Checks and Balances, El Chuco Style

The United States runs by a system of checks and balances. If the executive and the legislative branches disagree, then the argument is decided by the courts. The courts are supposed to base their decision on the rule books, the trump belonging to the Constitution of the United States.

That’s all fine for the political infighting that takes place in government. But what if the governmental forces unite, and wage war on the citizens?

What if your legislative branch can’t be bothered with the excesses of the executive branch? What if they’re too worried about getting reelected? What if they’re beholden to the executive branch, because the local gendarmes let them slide on a DWI, or turned their son loose with a warning after he got caught vandalizing school property?

Can we pretend that, at the local level, our local pols exert any influence whatsoever over the police? Because that’s what we’re talking about. In El Paso, the executive branch is manifested by the El Paso Police Department, and the legislative branch is our elected officials.

Do you think there are any checks and balances there?

Ha!

Well, in the United States of America, we have a failsafe to ensure that everyone plays by the rules. In the United States, we have a free and unfettered press. Their civic duty is to investigate government, and hold them accountable.

Recently, Mexican reporters have been murdered and disappeared for reporting on links between the government and the narcos. Mexican reporters are a lot more idealistic than their American counterparts.

Did you read this story in the El Paso Times about the police releasing a father and son who were arrested for murder? Or how about this account of a police shooting on lower Dyer?

Don’t you think that there was more to those stories than what was addressed in a police press report? Aren’t there questions there that you’re curious about? That should be asked and answered?

Was there any editorial outrage over the police shooting by, and subsequent no-billing of, an El Paso Police officer who shot a prone and handcuffed prisoner in the sallyport of the El Paso County Jail?

There is a lot more to these stories than what El Pasoans can read in their English language daily.

Also, don’t you think those stories would generate good copy? Wouldn’t the controversy sell newspapers, or enhance page views?

Maybe El Paso police aren’t trigger happy and prone to excess. But, with no investigation and no transparency, how would we know?

Your City Representative, or Mayor, should be addressing these concerns. But it you put all of City Council together, you’d still be twelve vertebrae short of a backbone.

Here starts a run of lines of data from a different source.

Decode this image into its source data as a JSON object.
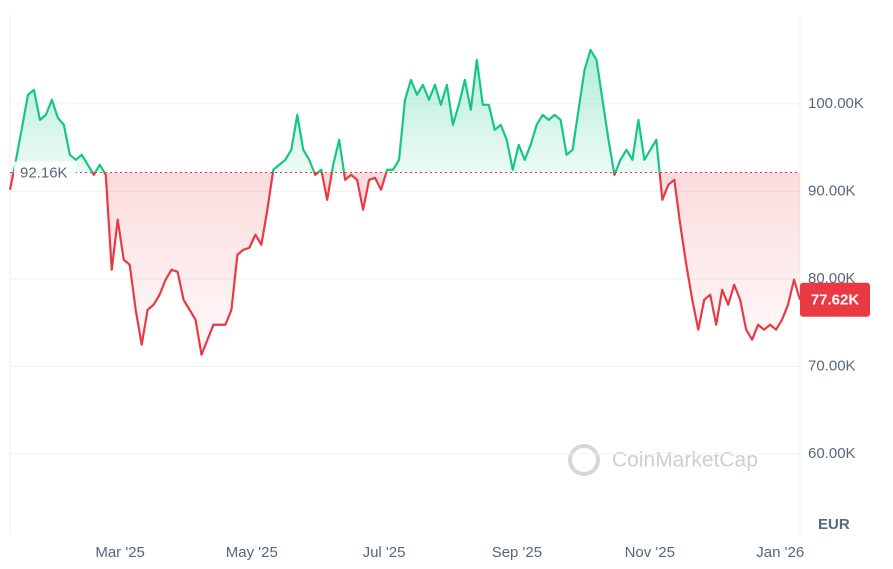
{
  "chart_data": {
    "type": "line",
    "series": [
      {
        "name": "Price",
        "values": [
          90180,
          93610,
          97260,
          101030,
          101600,
          98170,
          98740,
          100460,
          98400,
          97600,
          94180,
          93610,
          94180,
          93040,
          91890,
          93040,
          91890,
          81050,
          86760,
          82190,
          81620,
          76480,
          72490,
          76480,
          77050,
          78200,
          79910,
          81050,
          80820,
          77620,
          76480,
          75340,
          71350,
          73060,
          74770,
          74770,
          74770,
          76480,
          82760,
          83330,
          83560,
          85050,
          83900,
          87900,
          92470,
          93040,
          93610,
          94750,
          98740,
          94750,
          93610,
          91890,
          92470,
          89040,
          93040,
          95890,
          91320,
          91890,
          91320,
          87900,
          91320,
          91550,
          90180,
          92470,
          92470,
          93610,
          100460,
          102740,
          101030,
          102170,
          100460,
          102170,
          99890,
          102170,
          97600,
          99890,
          102740,
          99320,
          105020,
          99890,
          99890,
          97030,
          97600,
          95890,
          92470,
          95320,
          93610,
          95320,
          97600,
          98740,
          98170,
          98740,
          98170,
          94180,
          94750,
          99320,
          103880,
          106160,
          105020,
          100460,
          95890,
          91890,
          93610,
          94750,
          93610,
          98170,
          93610,
          94750,
          95890,
          89040,
          90750,
          91320,
          86180,
          81620,
          77620,
          74200,
          77620,
          78200,
          74770,
          78770,
          77050,
          79340,
          77620,
          74200,
          73060,
          74770,
          74200,
          74770,
          74200,
          75340,
          77050,
          79910,
          77620
        ]
      }
    ],
    "up_color": "#16c784",
    "down_color": "#ea3943",
    "baseline": {
      "value": 92160,
      "label": "92.16K"
    },
    "last_price": {
      "value": 77620,
      "label": "77.62K"
    },
    "xlim": [
      0,
      132
    ],
    "xticks": [
      {
        "value": 18.4,
        "label": "Mar '25"
      },
      {
        "value": 40.4,
        "label": "May '25"
      },
      {
        "value": 62.5,
        "label": "Jul '25"
      },
      {
        "value": 84.7,
        "label": "Sep '25"
      },
      {
        "value": 106.9,
        "label": "Nov '25"
      },
      {
        "value": 128.7,
        "label": "Jan '26"
      }
    ],
    "ylim": [
      50750,
      110150
    ],
    "yticks": [
      {
        "value": 60000,
        "label": "60.00K"
      },
      {
        "value": 70000,
        "label": "70.00K"
      },
      {
        "value": 80000,
        "label": "80.00K"
      },
      {
        "value": 90000,
        "label": "90.00K"
      },
      {
        "value": 100000,
        "label": "100.00K"
      }
    ],
    "currency": "EUR",
    "watermark": "CoinMarketCap",
    "grid": true
  }
}
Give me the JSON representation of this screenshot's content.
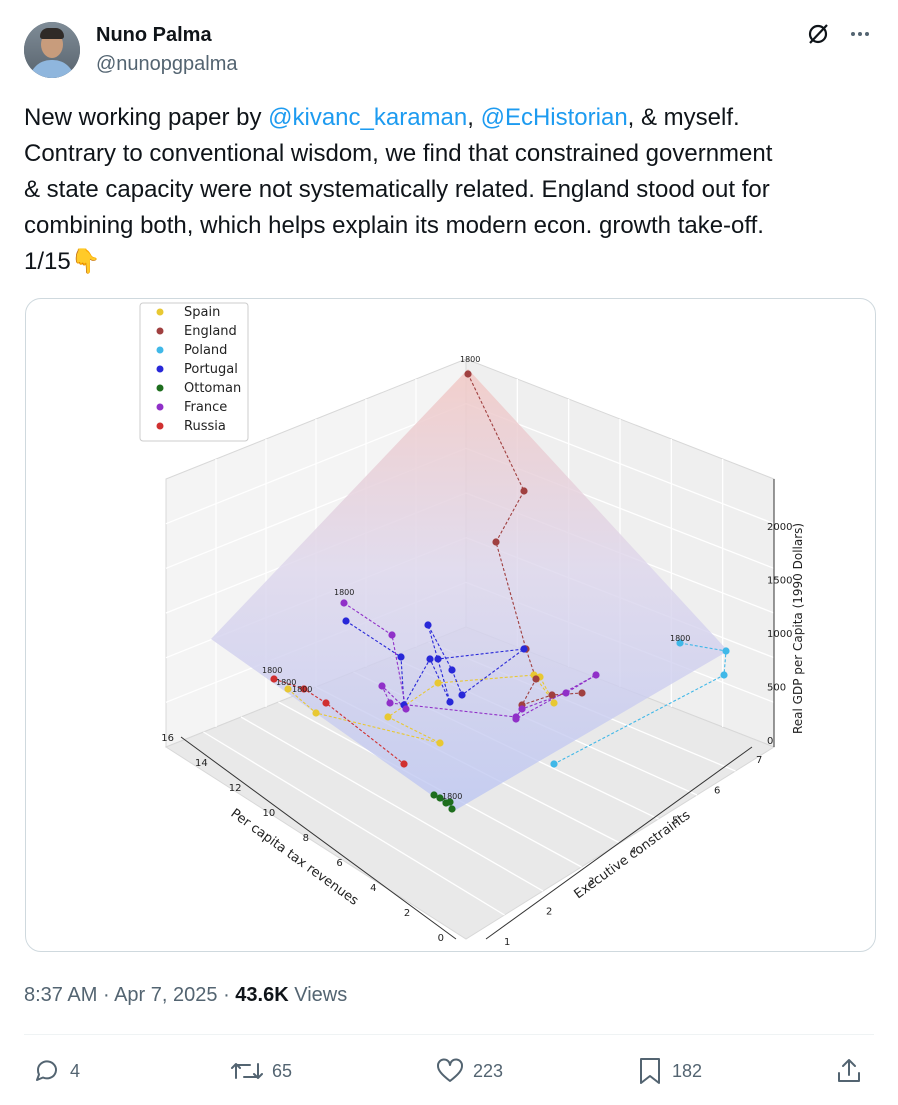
{
  "author": {
    "name": "Nuno Palma",
    "handle": "@nunopgpalma"
  },
  "tweet": {
    "line1_pre": "New working paper by ",
    "mention1": "@kivanc_karaman",
    "sep1": ", ",
    "mention2": "@EcHistorian",
    "line1_post": ", & myself.",
    "line2": "Contrary to conventional wisdom, we find that constrained government",
    "line3": "& state capacity were not systematically related. England stood out for",
    "line4": "combining both, which helps explain its modern econ. growth take-off.",
    "line5": "1/15",
    "emoji": "👇"
  },
  "meta": {
    "time": "8:37 AM",
    "date": "Apr 7, 2025",
    "dot": "·",
    "views_count": "43.6K",
    "views_label": "Views"
  },
  "actions": {
    "replies": "4",
    "reposts": "65",
    "likes": "223",
    "bookmarks": "182"
  },
  "chart_data": {
    "type": "scatter",
    "projection": "3d",
    "xlabel": "Per capita tax revenues",
    "ylabel": "Executive constraints",
    "zlabel": "Real GDP per Capita (1990 Dollars)",
    "x_ticks": [
      "0",
      "2",
      "4",
      "6",
      "8",
      "10",
      "12",
      "14",
      "16"
    ],
    "y_ticks": [
      "1",
      "2",
      "3",
      "4",
      "5",
      "6",
      "7"
    ],
    "z_ticks": [
      "0",
      "500",
      "1000",
      "1500",
      "2000"
    ],
    "legend_position": "top-left",
    "annotation": "1800",
    "series": [
      {
        "name": "Spain",
        "color": "#e8c832"
      },
      {
        "name": "England",
        "color": "#a04040"
      },
      {
        "name": "Poland",
        "color": "#40b8e8"
      },
      {
        "name": "Portugal",
        "color": "#2828d8"
      },
      {
        "name": "Ottoman",
        "color": "#1e6e1e"
      },
      {
        "name": "France",
        "color": "#9030c8"
      },
      {
        "name": "Russia",
        "color": "#d03030"
      }
    ]
  }
}
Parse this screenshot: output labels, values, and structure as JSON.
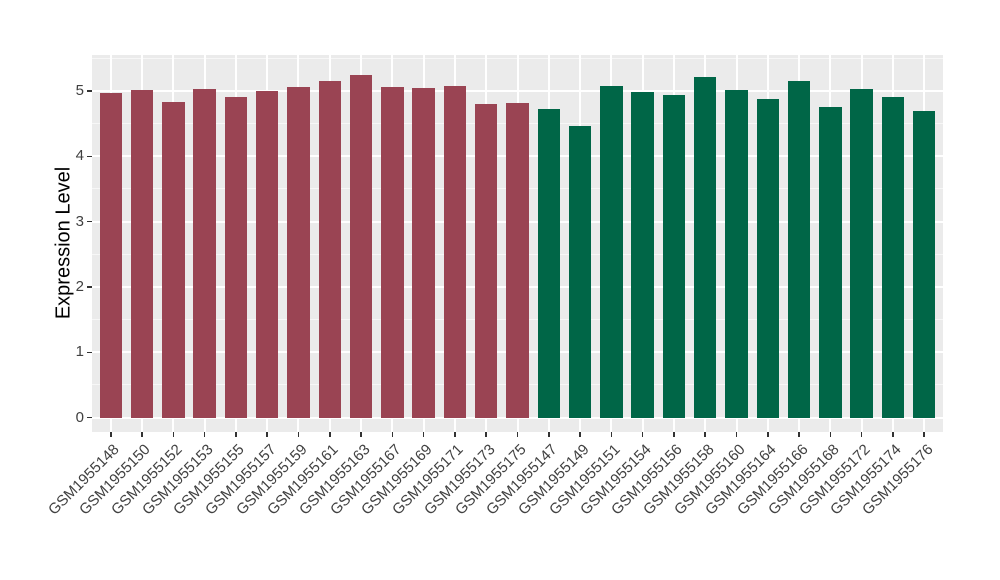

Do you think the El Paso Times is fulfilling its obligation to the community to hold our government in check? If we’re lucky they report it, but they never raise a fuss. Maybe some of these stories deserve a little fuss. Maybe El Pasoans deserve some answers.

With a complacent press, where is the incentive to improve? If no one asks the questions, how will we ever get the answers we deserve?

3 comments

  1. I agree with your position that our local government is no longer serving us as citizens, but your breakdown of what makes up that government misses a very important item. We, in El Paso, no longer have an “executive” branch, because we allowed some fast talkers, and apathetic voters to dump our strong Mayor form of government. That office of Mayor is supposed to be our local executive branch, but we gave the whole kit ‘n kaboodle away! Our City Manager’s office should now have that power, and may well, but it turns out that the office – as designed/formulated/passed along by Joyce Wilson – has no interest in serving the taxpayers or the voters. And, this is why we no longer have any say in our local government.

    1. You’re jumping the gun, Rex. Wait till noon.

      Oh, hell, I’ll just post it now.